20% down — be able to pay 20% or more of the total purchase price up front. 4-year loan — be able to pay off the balance in 48 months or fewer. 10% of your income — your total monthly auto costs (including insurance, gas, maintenance, and car payments) should be 10% or less of your monthly income.

What is the 20/4-10 rule for car buying? ›

It suggests that you should do the following: Make a down payment of at least 20% of the car's purchase price. Finance the car for no longer than four years. Ensure that your total car expenses, including loan payments, insurance and fuel, do not exceed 10% of your gross annual income.

What is the 1 10th rule for buying a car? ›

Remembering that total car costs include insurance, maintenance and gas (not to mention parking and traffic tickets!), if you can manage to spend only one-tenth of your gross income on a new-to-you car, the financial benefits are plentiful.

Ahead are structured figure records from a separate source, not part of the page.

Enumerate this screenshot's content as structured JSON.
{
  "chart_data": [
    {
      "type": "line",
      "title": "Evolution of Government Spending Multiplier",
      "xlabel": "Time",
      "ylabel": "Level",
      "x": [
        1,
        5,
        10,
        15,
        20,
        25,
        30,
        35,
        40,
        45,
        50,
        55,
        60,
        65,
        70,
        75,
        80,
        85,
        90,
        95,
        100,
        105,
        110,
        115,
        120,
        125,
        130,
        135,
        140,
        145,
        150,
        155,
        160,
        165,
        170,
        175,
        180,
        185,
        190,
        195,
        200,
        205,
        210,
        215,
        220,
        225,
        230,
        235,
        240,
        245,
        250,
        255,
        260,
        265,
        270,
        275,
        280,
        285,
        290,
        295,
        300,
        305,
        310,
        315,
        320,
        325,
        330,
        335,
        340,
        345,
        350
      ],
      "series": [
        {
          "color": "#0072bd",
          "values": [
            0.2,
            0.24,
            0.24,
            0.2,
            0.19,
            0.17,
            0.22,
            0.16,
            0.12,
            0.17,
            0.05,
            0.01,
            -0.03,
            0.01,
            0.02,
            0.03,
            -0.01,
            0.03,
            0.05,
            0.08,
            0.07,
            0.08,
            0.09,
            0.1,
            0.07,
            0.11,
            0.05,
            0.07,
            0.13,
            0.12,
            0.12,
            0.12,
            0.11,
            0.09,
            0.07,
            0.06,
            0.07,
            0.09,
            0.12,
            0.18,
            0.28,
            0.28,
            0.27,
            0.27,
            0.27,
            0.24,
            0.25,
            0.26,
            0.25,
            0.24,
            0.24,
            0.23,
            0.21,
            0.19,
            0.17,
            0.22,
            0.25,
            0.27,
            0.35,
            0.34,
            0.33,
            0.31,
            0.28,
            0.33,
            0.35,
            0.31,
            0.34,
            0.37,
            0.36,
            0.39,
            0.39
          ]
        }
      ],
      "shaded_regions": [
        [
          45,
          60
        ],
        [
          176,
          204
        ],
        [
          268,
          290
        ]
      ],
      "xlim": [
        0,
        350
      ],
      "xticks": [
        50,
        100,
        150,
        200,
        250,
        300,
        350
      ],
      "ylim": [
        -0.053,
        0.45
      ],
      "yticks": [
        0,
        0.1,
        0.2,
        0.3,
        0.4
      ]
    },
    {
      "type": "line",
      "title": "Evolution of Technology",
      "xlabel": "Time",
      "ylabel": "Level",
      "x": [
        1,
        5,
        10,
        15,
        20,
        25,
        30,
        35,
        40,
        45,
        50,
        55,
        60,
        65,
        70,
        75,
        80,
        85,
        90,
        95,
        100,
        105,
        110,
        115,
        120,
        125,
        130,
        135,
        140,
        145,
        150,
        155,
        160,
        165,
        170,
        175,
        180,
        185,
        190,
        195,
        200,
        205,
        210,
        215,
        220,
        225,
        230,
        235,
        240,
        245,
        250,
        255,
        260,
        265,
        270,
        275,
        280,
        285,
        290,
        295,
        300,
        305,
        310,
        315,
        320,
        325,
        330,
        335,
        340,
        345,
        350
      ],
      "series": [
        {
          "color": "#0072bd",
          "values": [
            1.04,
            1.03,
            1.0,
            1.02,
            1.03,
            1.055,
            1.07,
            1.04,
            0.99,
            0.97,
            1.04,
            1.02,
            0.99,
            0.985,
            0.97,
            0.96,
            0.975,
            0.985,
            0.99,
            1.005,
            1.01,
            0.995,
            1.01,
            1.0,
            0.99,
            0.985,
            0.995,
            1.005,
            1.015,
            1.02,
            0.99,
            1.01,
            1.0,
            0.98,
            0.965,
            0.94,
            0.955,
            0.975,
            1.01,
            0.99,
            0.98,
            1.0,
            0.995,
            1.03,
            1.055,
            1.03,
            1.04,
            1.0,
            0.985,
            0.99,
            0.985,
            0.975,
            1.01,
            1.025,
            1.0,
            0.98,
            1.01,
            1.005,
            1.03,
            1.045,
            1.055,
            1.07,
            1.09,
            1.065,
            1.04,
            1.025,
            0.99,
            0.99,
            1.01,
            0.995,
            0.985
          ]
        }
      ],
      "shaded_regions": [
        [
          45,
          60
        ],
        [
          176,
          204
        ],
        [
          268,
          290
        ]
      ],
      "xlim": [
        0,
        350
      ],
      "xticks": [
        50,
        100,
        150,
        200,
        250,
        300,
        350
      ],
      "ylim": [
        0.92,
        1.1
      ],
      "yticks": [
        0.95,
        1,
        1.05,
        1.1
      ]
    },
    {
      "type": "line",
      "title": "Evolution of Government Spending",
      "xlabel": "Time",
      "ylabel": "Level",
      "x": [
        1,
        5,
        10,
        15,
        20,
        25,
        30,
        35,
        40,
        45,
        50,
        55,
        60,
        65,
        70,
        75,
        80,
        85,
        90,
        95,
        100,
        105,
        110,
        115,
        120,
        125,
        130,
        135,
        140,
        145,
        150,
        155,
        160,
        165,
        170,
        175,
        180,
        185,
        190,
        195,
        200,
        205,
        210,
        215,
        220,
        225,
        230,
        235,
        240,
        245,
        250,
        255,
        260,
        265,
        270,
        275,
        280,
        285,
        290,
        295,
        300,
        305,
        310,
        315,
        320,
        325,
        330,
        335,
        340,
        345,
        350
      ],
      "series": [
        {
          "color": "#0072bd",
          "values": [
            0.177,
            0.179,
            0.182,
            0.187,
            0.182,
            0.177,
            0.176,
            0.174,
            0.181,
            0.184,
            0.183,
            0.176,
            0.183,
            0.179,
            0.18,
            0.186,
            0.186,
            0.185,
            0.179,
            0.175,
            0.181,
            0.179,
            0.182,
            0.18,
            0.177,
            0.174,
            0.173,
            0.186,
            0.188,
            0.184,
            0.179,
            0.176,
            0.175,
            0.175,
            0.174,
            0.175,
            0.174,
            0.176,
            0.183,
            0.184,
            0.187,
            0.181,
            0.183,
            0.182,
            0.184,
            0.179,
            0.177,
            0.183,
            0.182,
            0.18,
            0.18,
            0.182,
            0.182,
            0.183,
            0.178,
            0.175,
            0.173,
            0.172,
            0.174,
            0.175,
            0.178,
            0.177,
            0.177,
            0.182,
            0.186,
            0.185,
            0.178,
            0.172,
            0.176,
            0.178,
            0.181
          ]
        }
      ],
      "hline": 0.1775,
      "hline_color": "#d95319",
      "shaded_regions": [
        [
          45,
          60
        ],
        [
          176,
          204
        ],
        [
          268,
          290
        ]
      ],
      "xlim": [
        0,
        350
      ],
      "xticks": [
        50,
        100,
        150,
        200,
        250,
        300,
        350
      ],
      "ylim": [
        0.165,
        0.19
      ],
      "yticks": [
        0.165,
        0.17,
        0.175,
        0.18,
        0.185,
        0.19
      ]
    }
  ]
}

What is the 20 3 8 rule for car loans? ›

It consists of three parts: a down payment of at least 20% of the car's price, limiting the loan term to three years, and ensuring that your car payment does not exceed 8% of your monthly income. This Rule is not just about numbers; it's a strategic approach to avoid financial strain due to an auto loan.

What is the 50 30 20 rule for car payments? ›

Balance Your Budget

50% for needs like housing, food, and transportation. In this case, the monthly car payment and other related auto expenses fit into this category. 30% for wants like entertainment, travel, and other nonessential items. 20% for savings, paying off credit cards, and meeting long-term financial goals.